My mother, a registered nurse, breastfed me, and I had been raised to believe that this was the reason that I had perfect attendance throughout most of grade school, why I performed so well on standardized testing, and why I'd never broken a bone. She was like a broken record, going on and on about it, taking credit for my good immune system, good reading comprehension, and good luck, for pretty much my entire life. But now, after I exclusively breastfed my own child, I understand that my mother wasn't so much telling me about the benefits of breastfeeding, but rather, telling herself, as a form of self-affirmation, to rationalize the complete loss of feeling in her nipples that she never ever regained.
That happens! Actually, when you're breastfeeding, you pray for it to happen as soon as possible. Any respite—even permanent nerve damage—from the piercing pain of a latch-on and the unrelenting soreness that follows is so welcomed.

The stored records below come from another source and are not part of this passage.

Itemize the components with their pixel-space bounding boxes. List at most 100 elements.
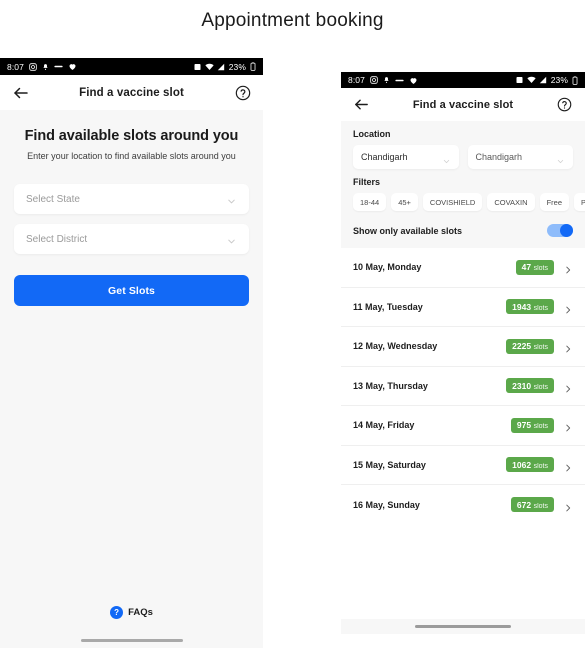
toggle-knob bbox=[560, 224, 573, 237]
hero-title: Find available slots around you bbox=[24, 128, 239, 144]
status-bar-time: 8:07 bbox=[7, 61, 24, 72]
get-slots-button[interactable]: Get Slots bbox=[14, 275, 249, 306]
filter-chip-18-44[interactable]: 18-44 bbox=[353, 193, 387, 211]
app-header-right: Find a vaccine slot bbox=[341, 88, 585, 121]
status-bar-right: 8:07 23% bbox=[341, 72, 585, 88]
slot-date: 12 May, Wednesday bbox=[353, 341, 438, 352]
chevron-right-icon bbox=[563, 420, 573, 432]
location-form: Select State Select District Get Slots bbox=[0, 161, 263, 306]
vibrate-icon bbox=[515, 76, 524, 84]
filter-chip-45-plus[interactable]: 45+ bbox=[391, 193, 418, 211]
available-slots-toggle-row: Show only available slots bbox=[353, 224, 573, 237]
signal-icon bbox=[539, 76, 547, 84]
slot-date: 13 May, Thursday bbox=[353, 380, 428, 391]
back-arrow-icon[interactable] bbox=[12, 84, 30, 102]
hero-section: Find available slots around you Enter yo… bbox=[0, 110, 263, 161]
filter-chip-paid[interactable]: Paid bbox=[573, 193, 585, 211]
status-bar-left: 8:07 23% bbox=[0, 58, 263, 75]
wifi-icon bbox=[205, 63, 214, 71]
chevron-right-icon bbox=[563, 381, 573, 393]
status-badge: 975 slots bbox=[510, 417, 554, 433]
chevron-down-icon bbox=[556, 153, 565, 163]
filter-chip-group: 18-44 45+ COVISHIELD COVAXIN Free Paid bbox=[353, 193, 585, 211]
table-row[interactable]: 13 May, Thursday 2310 slots bbox=[341, 367, 585, 406]
back-arrow-icon[interactable] bbox=[353, 96, 371, 114]
status-badge: 47 slots bbox=[515, 259, 554, 275]
slot-count: 975 bbox=[516, 420, 532, 431]
home-indicator bbox=[80, 639, 183, 642]
slot-count: 2225 bbox=[512, 341, 532, 352]
help-circle-icon[interactable] bbox=[557, 97, 573, 113]
poster-canvas: Appointment booking 8:07 23% Find a vacc… bbox=[0, 0, 585, 657]
table-row[interactable]: 14 May, Friday 975 slots bbox=[341, 406, 585, 446]
district-select[interactable]: Chandigarh bbox=[467, 145, 573, 169]
phone-screen-left: 8:07 23% Find a vaccine slot Find availa… bbox=[0, 58, 263, 648]
question-mark-icon: ? bbox=[110, 606, 124, 619]
table-row[interactable]: 10 May, Monday 47 slots bbox=[341, 248, 585, 288]
battery-percent: 23% bbox=[228, 61, 246, 72]
battery-icon bbox=[572, 75, 578, 85]
slot-count: 47 bbox=[521, 262, 532, 273]
slot-unit: slots bbox=[533, 462, 548, 470]
slot-count: 2310 bbox=[512, 380, 532, 391]
faqs-link[interactable]: ? FAQs bbox=[110, 606, 153, 619]
battery-icon bbox=[250, 62, 256, 71]
district-select[interactable]: Select District bbox=[14, 224, 249, 254]
table-row[interactable]: 15 May, Saturday 1062 slots bbox=[341, 446, 585, 485]
status-badge: 1062 slots bbox=[506, 457, 554, 473]
slot-count: 672 bbox=[516, 499, 532, 510]
filter-chip-covaxin[interactable]: COVAXIN bbox=[487, 193, 535, 211]
hero-subtitle: Enter your location to find available sl… bbox=[27, 151, 236, 161]
status-bar-left-icons bbox=[29, 62, 77, 71]
slot-count: 1943 bbox=[512, 301, 532, 312]
help-circle-icon[interactable] bbox=[235, 85, 251, 101]
table-row[interactable]: 16 May, Sunday 672 slots bbox=[341, 485, 585, 525]
wifi-icon bbox=[527, 76, 536, 84]
bell-icon bbox=[42, 63, 49, 71]
status-badge: 672 slots bbox=[510, 497, 554, 513]
signal-icon bbox=[217, 63, 225, 71]
page-title: Appointment booking bbox=[201, 10, 384, 31]
right-screen-body: Location Chandigarh Chandigarh Filters 1… bbox=[341, 121, 585, 634]
battery-percent: 23% bbox=[550, 75, 568, 85]
available-slots-toggle[interactable] bbox=[547, 224, 573, 237]
chevron-right-icon bbox=[563, 460, 573, 472]
slot-count: 1062 bbox=[512, 459, 532, 470]
right-footer bbox=[341, 619, 585, 634]
filter-chip-free[interactable]: Free bbox=[539, 193, 569, 211]
chevron-right-icon bbox=[563, 302, 573, 314]
available-slots-toggle-label: Show only available slots bbox=[353, 225, 463, 236]
status-bar-right-icons: 23% bbox=[515, 75, 578, 85]
status-bar-right-icons: 23% bbox=[193, 62, 256, 72]
slot-date: 16 May, Sunday bbox=[353, 499, 420, 510]
left-footer: ? FAQs bbox=[0, 606, 263, 648]
home-indicator bbox=[415, 625, 511, 628]
slot-unit: slots bbox=[533, 265, 548, 273]
location-label: Location bbox=[353, 129, 391, 139]
camera-icon bbox=[370, 76, 378, 84]
filter-chip-covishield[interactable]: COVISHIELD bbox=[422, 193, 483, 211]
status-badge: 1943 slots bbox=[506, 299, 554, 315]
slot-unit: slots bbox=[533, 383, 548, 391]
chevron-right-icon bbox=[563, 500, 573, 512]
status-badge: 2310 slots bbox=[506, 378, 554, 394]
state-select[interactable]: Chandigarh bbox=[353, 145, 459, 169]
status-bar-left-icons bbox=[370, 76, 418, 85]
location-row: Chandigarh Chandigarh bbox=[353, 145, 573, 169]
table-row[interactable]: 12 May, Wednesday 2225 slots bbox=[341, 327, 585, 367]
state-select[interactable]: Select State bbox=[14, 184, 249, 214]
filters-label: Filters bbox=[353, 177, 381, 187]
dash-icon bbox=[54, 63, 63, 70]
heart-icon bbox=[409, 76, 418, 85]
chevron-down-icon bbox=[226, 194, 237, 205]
camera-icon bbox=[29, 62, 37, 71]
district-select-value: Chandigarh bbox=[475, 152, 523, 162]
chevron-right-icon bbox=[563, 341, 573, 353]
slot-date: 11 May, Tuesday bbox=[353, 301, 423, 312]
slot-date: 10 May, Monday bbox=[353, 262, 422, 273]
page-header-title: Find a vaccine slot bbox=[79, 86, 184, 99]
table-row[interactable]: 11 May, Tuesday 1943 slots bbox=[341, 288, 585, 327]
chevron-down-icon bbox=[442, 153, 451, 163]
phone-screen-right: 8:07 23% Find a vaccine slot Location Ch… bbox=[341, 72, 585, 634]
faqs-label: FAQs bbox=[128, 607, 153, 618]
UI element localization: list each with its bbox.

You know, having live explosives shoot out of your boobs doesn't feel as cool as it looks in the "Firework" video. Because that's what it's like: burning, stabbing, sharp, deep, wide, thick, soul-sucking pain that will cause your asshole to constrict so far up into your body that you fear you might choke on it.
Breastfeeding can fuck off, right now. I used to punch the arm of the couch, kick my feet, and scream, "Cocksucker motherfucker!" just to get through a feeding. And then, roughly two hours later, I would be presented with my child, by my husband or another family member, telling me it was time to do it all again. "Already!?" I would cry, before sobbing so hard from revisiting the pain that I couldn't even make noise, but just silently quake.
When one of my breasts developed a painful case of mastitis, I was told that the only way to cure it was to "keep her on the breast as much as possible." That was the last thing I wanted to hear.
Both of my tits were gross. They were so bloody and scabby that they looked like someone had stubbed cigarettes out on them, like it was some kind of gang initiation ritual, symbolizing my induction into Da Mutha Hood.
Of course, the worst came when I discovered, to my horror, that my left nipple became semi-detached from my areola. It was hanging on by a slim cord of flesh. My hands trembled as I moved my whole nipple up and down, like the head of a Pez dispenser. Panic-stricken, I asked my midwives what I should do. I was convinced I might need to be hospitalized. Again, I was told to "keep her on the breast as much as possible." Eventually, it healed, but I'm scarred—in more ways than one.